Recommendation: **expand** (one page worth of edits, not a new spoke). Hand off to `optimizing-on-page` with this brief.

## Common mistakes

- **Copying competitors verbatim** — Google flags near-duplicate phrasing; AI systems deprioritize derivative content. Cover the same entities, write your own sentences.
- **Ignoring intent** — a transactional competitor in a mostly-informational SERP is noise.
- **Gap-stuffing** — covering everything makes the page worse. Stop at Tier 1 + Tier 2.
- **Forgetting your differentiator** — your unique angle is the spine; gap entities weave around it.
- **Diffing text only** — schema and freshness gaps are invisible to a markdown diff but often the highest-leverage fix.
- **Running this on a page with no SERP yet** — use `researching-keywords-pre-launch` instead.

## Quick reference — gap type → response

| Gap | Response |
|---|---|
| Entity | Mention naturally in body / H3 |
| H2 | Add the section with a 40–50 word direct answer for AIO eligibility [3] |
| Schema | Hand off to `adding-schema-markup` |
| Depth (after Tier 1) | Expand existing sections with examples, not filler |
| Freshness | Update `dateModified`, refresh stat citations, add "as of [year]" |
| AIO presence | Front-load a question-phrased H2 with a definition-format answer [3] |
| Multi-subtopic | New spoke — `planning-topic-clusters` |

## Lifecycle awareness

Growth-phase skill (3–12 mo).

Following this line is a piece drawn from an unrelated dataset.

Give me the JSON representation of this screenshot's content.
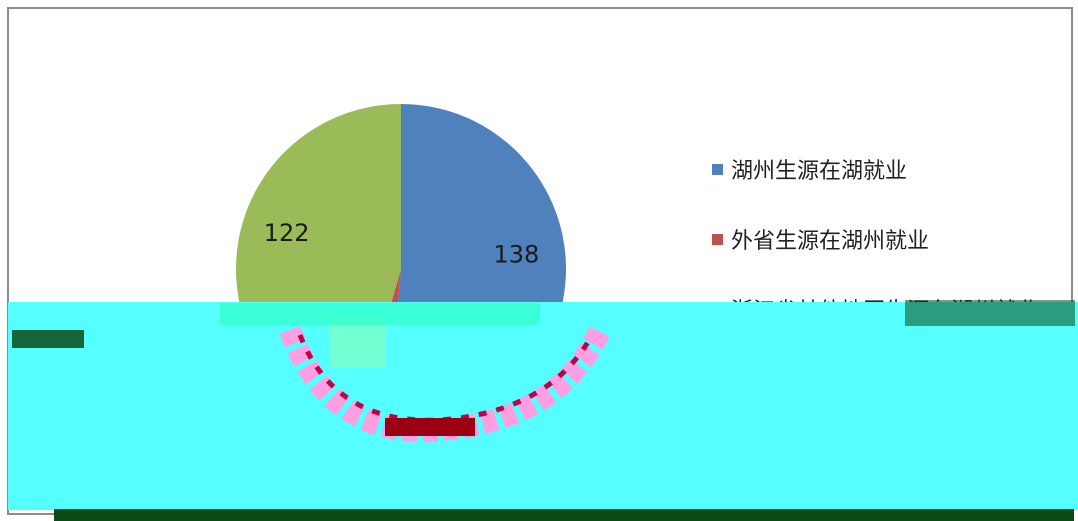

Skip pre-launch (no SERP signal yet — use `researching-keywords-pre-launch`). For mature pages, pair with `refreshing-stale-content` — the gap may be freshness, not coverage.

## What next

- **Tier 1 gaps to fill →** `optimizing-on-page` with the brief in hand.
- **Multi-subtopic gaps →** `planning-topic-clusters`.
- **Schema-only →** `adding-schema-markup`.
- **AIO citation specifically →** `optimizing-for-generative-engines` after the page is structurally sound.

Citations and verification tags in [SOURCES.md](SOURCES.md).